A friend and educator from another state is updating a "new parents packet" that is given out in her community. When she was given this task she was surprised to see that there was not anything to address parents of special needs children or adopted children so she set about to change that. In addition to collecting resources to include she asked that I write a bit about our initial response to Wil's diagnosis. Because I get occasional feedback from new parents of children with Down syndrome I thought I would also share this here.

From the moment you get a positive on the home pregnancy test (and maybe before) your thoughts begin to swirl with the dreams and images of things “baby.” The sweet fragrance and soft skin, the cuddles, the coos, the clothes, the nursery. You start making your birth plan as your belly grows. You form all sorts of ideas about what your life will look like once baby is on the scene. If baby is not your first you begin preparing sibling/s for the changes that will come with baby in the family. It is an exciting time. It should be.

What you do not plan for is the phone call from your doctor asking you to come in to discuss some test results that are “a bit concerning,” or the uncomfortably quiet 20 week ultrasound followed by “we would like to do some follow-up testing,” or a premature birth that leads to a diagnosis that is a complete surprise to you.
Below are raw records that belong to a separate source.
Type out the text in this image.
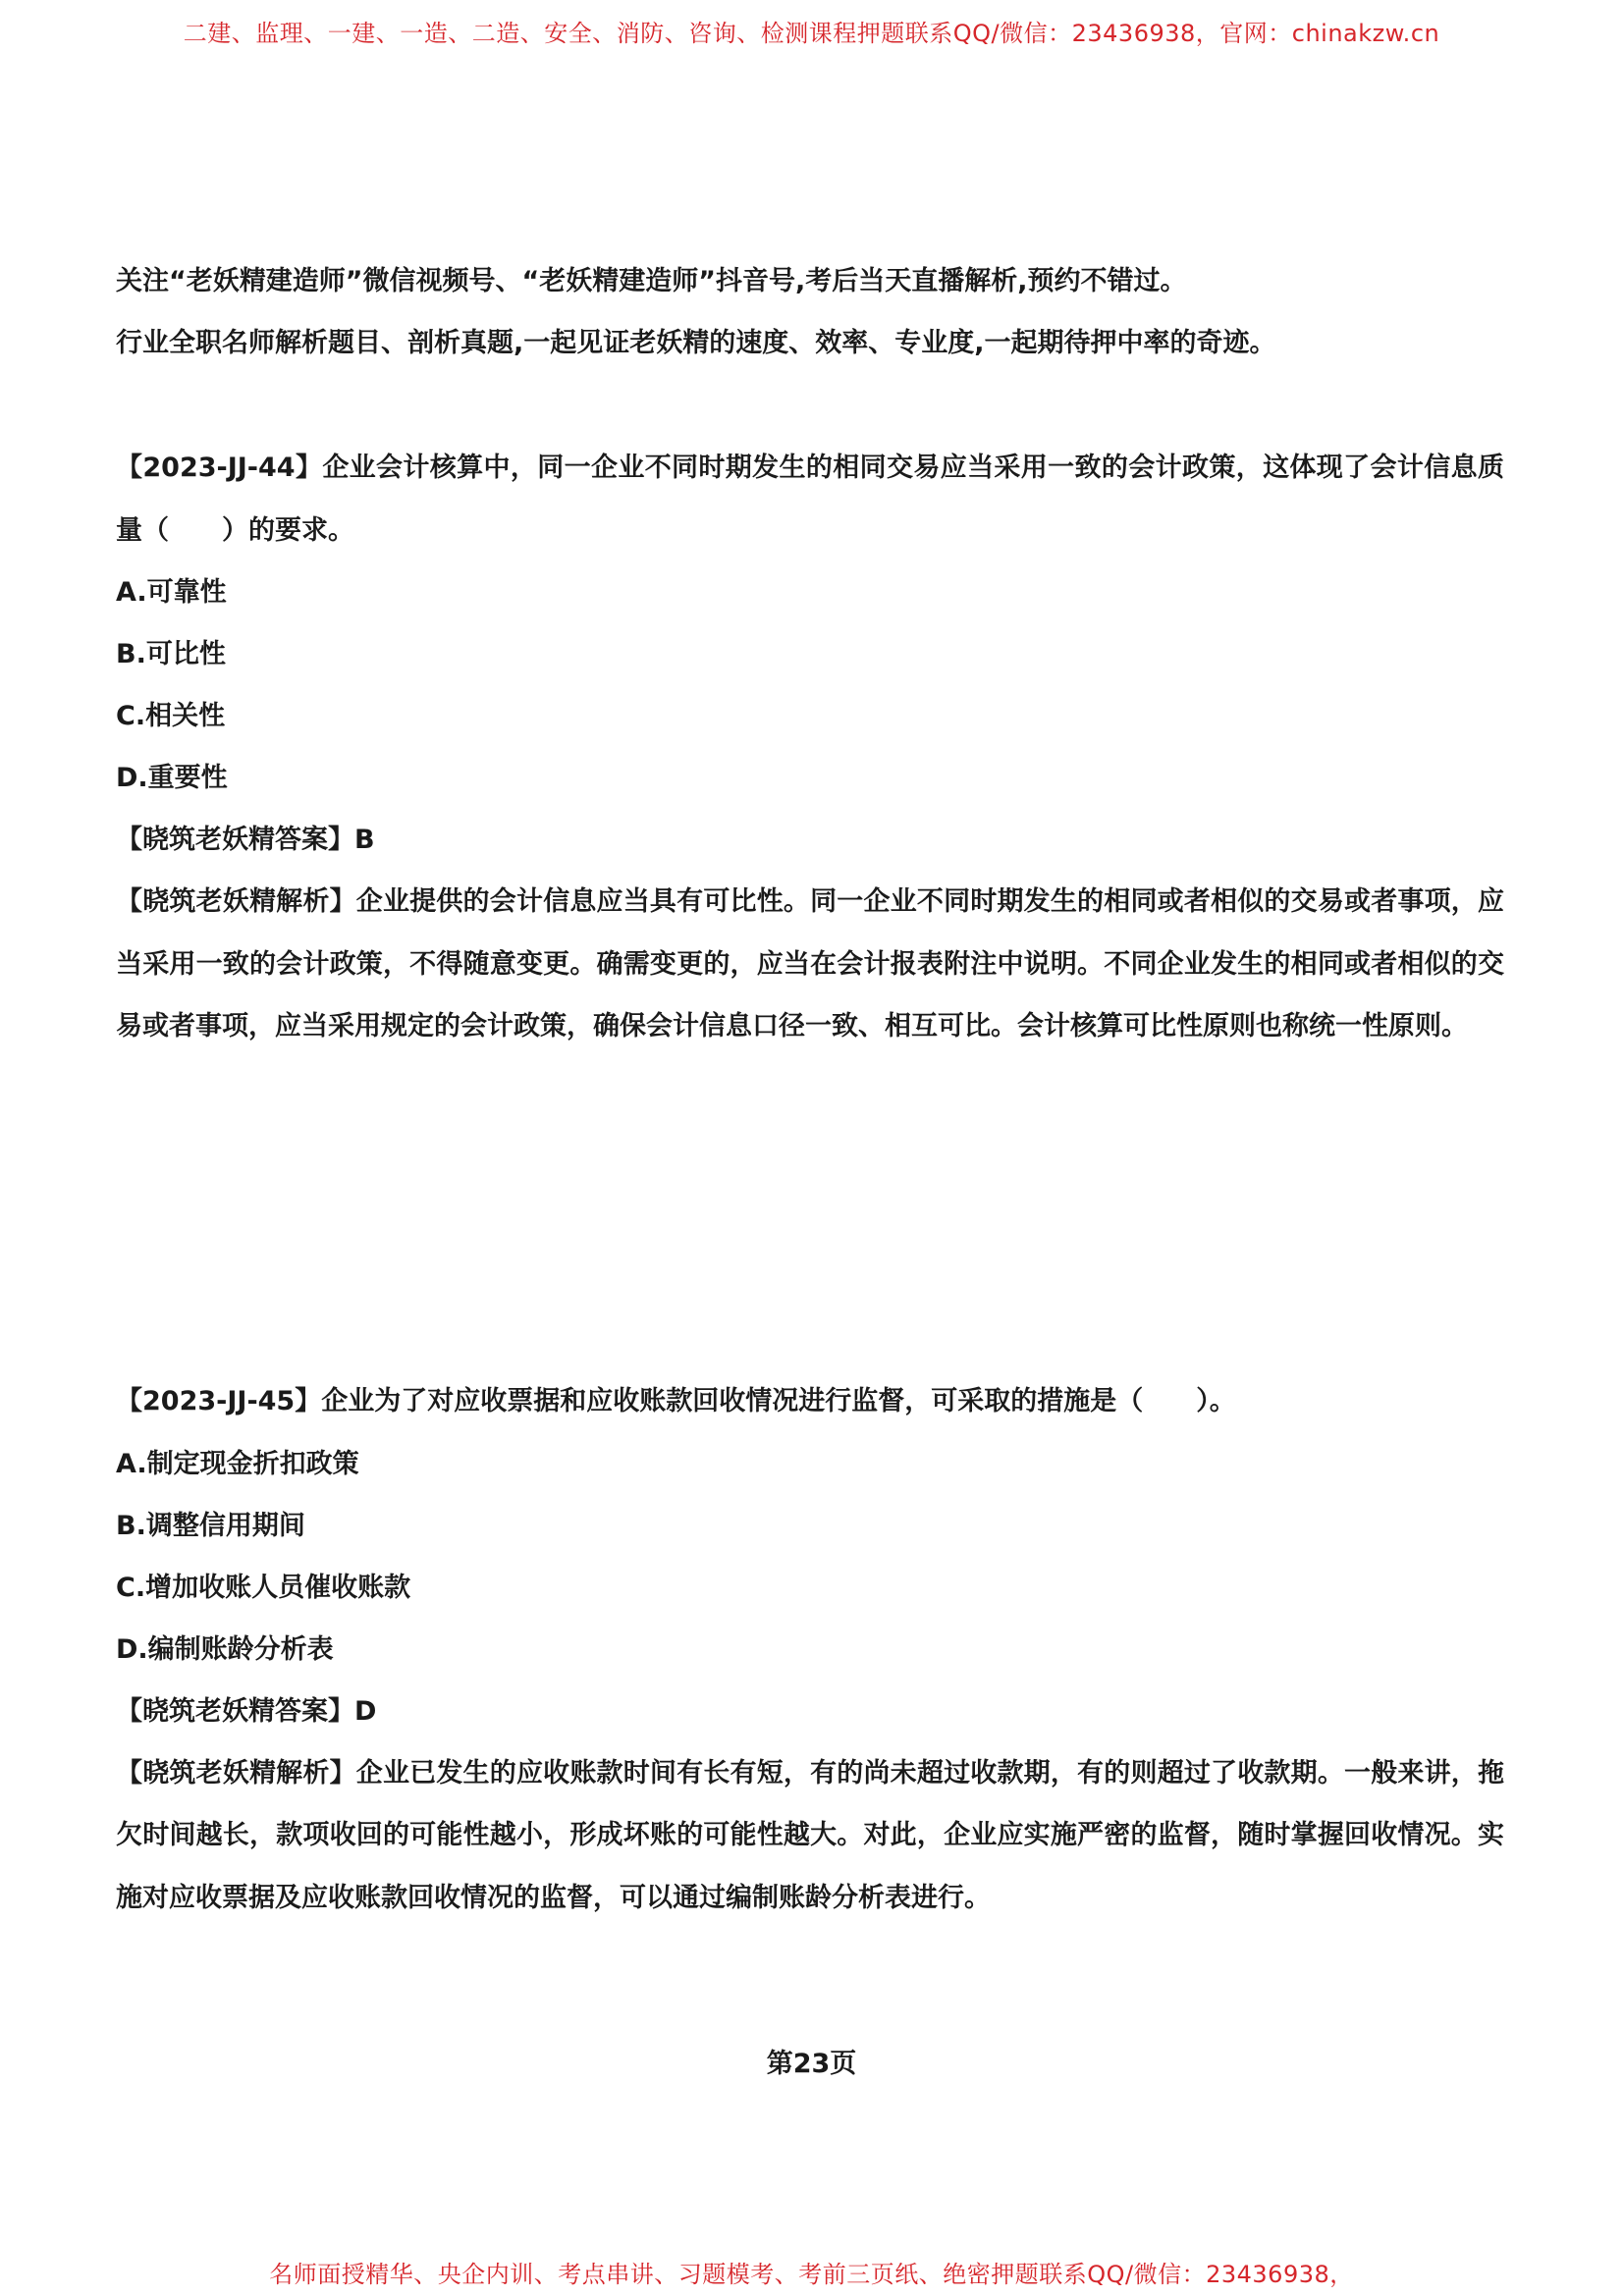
二建、监理、一建、一造、二造、安全、消防、咨询、检测课程押题联系QQ/微信：23436938，官网：chinakzw.cn

关注“老妖精建造师”微信视频号、“老妖精建造师”抖音号,考后当天直播解析,预约不错过。

行业全职名师解析题目、剖析真题,一起见证老妖精的速度、效率、专业度,一起期待押中率的奇迹。

【2023-JJ-44】企业会计核算中，同一企业不同时期发生的相同交易应当采用一致的会计政策，这体现了会计信息质量（　　）的要求。

A.可靠性

B.可比性

C.相关性

D.重要性

【晓筑老妖精答案】B

【晓筑老妖精解析】企业提供的会计信息应当具有可比性。同一企业不同时期发生的相同或者相似的交易或者事项，应当采用一致的会计政策，不得随意变更。确需变更的，应当在会计报表附注中说明。不同企业发生的相同或者相似的交易或者事项，应当采用规定的会计政策，确保会计信息口径一致、相互可比。会计核算可比性原则也称统一性原则。

【2023-JJ-45】企业为了对应收票据和应收账款回收情况进行监督，可采取的措施是（　　）。

A.制定现金折扣政策

B.调整信用期间

C.增加收账人员催收账款

D.编制账龄分析表

【晓筑老妖精答案】D

【晓筑老妖精解析】企业已发生的应收账款时间有长有短，有的尚未超过收款期，有的则超过了收款期。一般来讲，拖欠时间越长，款项收回的可能性越小，形成坏账的可能性越大。对此，企业应实施严密的监督，随时掌握回收情况。实施对应收票据及应收账款回收情况的监督，可以通过编制账龄分析表进行。

第23页
名师面授精华、央企内训、考点串讲、习题模考、考前三页纸、绝密押题联系QQ/微信：23436938，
There are countless ways the news of a special needs child comes. For many it is on the heels of a very typical pregnancy and delivery, making it all the more shocking. It is never ever easy. It is not what you hoped for. No one I know prayed that the child they were carrying would come to them with medical or special needs. (though I must insert here that I now know many people that, having been blessed with such children, have gone on to pray that special needs kids would be placed in their home through adoption – amazing!)

Yet here you are. The day you have been planning for has arrived, though it is not at all what you thought it would be. There is medical jargon flying around, your baby has been whisked off to another room for testing, the air feels thick around you. You hear the sounds of laughter and joy in the rooms around you but there are no congratulations being offered in your room. Why does it feel more like a funeral than a birth? Every time a doctor comes in the room they bring more news. It may or may not clarify things for you.
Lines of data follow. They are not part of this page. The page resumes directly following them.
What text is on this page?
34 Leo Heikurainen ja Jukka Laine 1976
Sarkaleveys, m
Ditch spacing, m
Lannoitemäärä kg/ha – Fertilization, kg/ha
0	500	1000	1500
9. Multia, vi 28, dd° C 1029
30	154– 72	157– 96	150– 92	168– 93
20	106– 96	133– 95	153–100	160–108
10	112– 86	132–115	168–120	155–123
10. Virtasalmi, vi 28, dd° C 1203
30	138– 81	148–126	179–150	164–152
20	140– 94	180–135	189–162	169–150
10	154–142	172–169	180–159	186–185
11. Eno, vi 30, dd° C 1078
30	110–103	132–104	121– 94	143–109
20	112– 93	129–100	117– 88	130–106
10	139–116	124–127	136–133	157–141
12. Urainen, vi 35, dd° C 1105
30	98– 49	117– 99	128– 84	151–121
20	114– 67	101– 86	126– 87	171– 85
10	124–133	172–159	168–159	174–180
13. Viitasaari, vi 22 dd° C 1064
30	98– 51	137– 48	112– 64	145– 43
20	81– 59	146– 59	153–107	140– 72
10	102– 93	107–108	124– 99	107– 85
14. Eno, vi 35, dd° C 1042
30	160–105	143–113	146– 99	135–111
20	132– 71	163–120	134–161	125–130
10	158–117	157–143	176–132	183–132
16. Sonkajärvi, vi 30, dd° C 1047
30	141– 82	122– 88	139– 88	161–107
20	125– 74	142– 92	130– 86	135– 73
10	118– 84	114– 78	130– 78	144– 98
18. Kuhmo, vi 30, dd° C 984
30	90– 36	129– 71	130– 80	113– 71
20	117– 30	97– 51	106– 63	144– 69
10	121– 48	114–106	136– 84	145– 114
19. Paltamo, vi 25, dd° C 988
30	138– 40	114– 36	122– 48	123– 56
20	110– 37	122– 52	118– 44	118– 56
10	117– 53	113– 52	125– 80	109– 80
For my husband and me the initial adjustment was to NICU. Our second son spent the first month of his life there. We did not get a diagnosis right away; that took some time. What we did know was that many of his numbers were not what they should be and those things needed to be investigated. As a result we could not hold him, our older son who was 2.5 at the time could not visit him, and we had to go home without our baby. That is when our new reality began. By the time our son left the hospital weeks later we had an official diagnosis of Trisomy 21 (Down syndrome) and Congenital Heart Failure as a result of three heart defects that would require open heart surgery at five months of age.

So we now live a reality that is different than we ever imagined. It is filled with challenges and struggles to be sure. It is also filled with a joy and fulfillment unlike anything we have known. It is funny how these things – pain and joy, struggle and fulfillment - intermingle, how they rub up against each other and remind us of what is really important. Our son with special needs, who is now the middle of three boys, is vibrant and determined. He is confident and stubborn. He gets what he wants by giving out hugs. He is motivated and trying hard to be independent even though his physical weaknesses limit him. He is precocious and clever. He is adored by his brothers. We already get glimpses of the long term impact they will have on each other. He fits perfectly into our family.
We are thankful our lives are not what we would have designed. Parenting is not about having perfect children. It is about providing the children that you do have with what they need. You will find that in the process of healing and grieving in the weeks and months following the birth of your child with special needs that a tenacious love for him/her creeps in. And that initial sinking feeling that you had after the diagnosis, that your life would never be the same? That feeling is not so heavy anymore. Actually you find that you embrace the fact that your life will never be the same again. Because you are learning it will be better!

*Thanks Holli for making a difference for families who don't start off in the typical manner!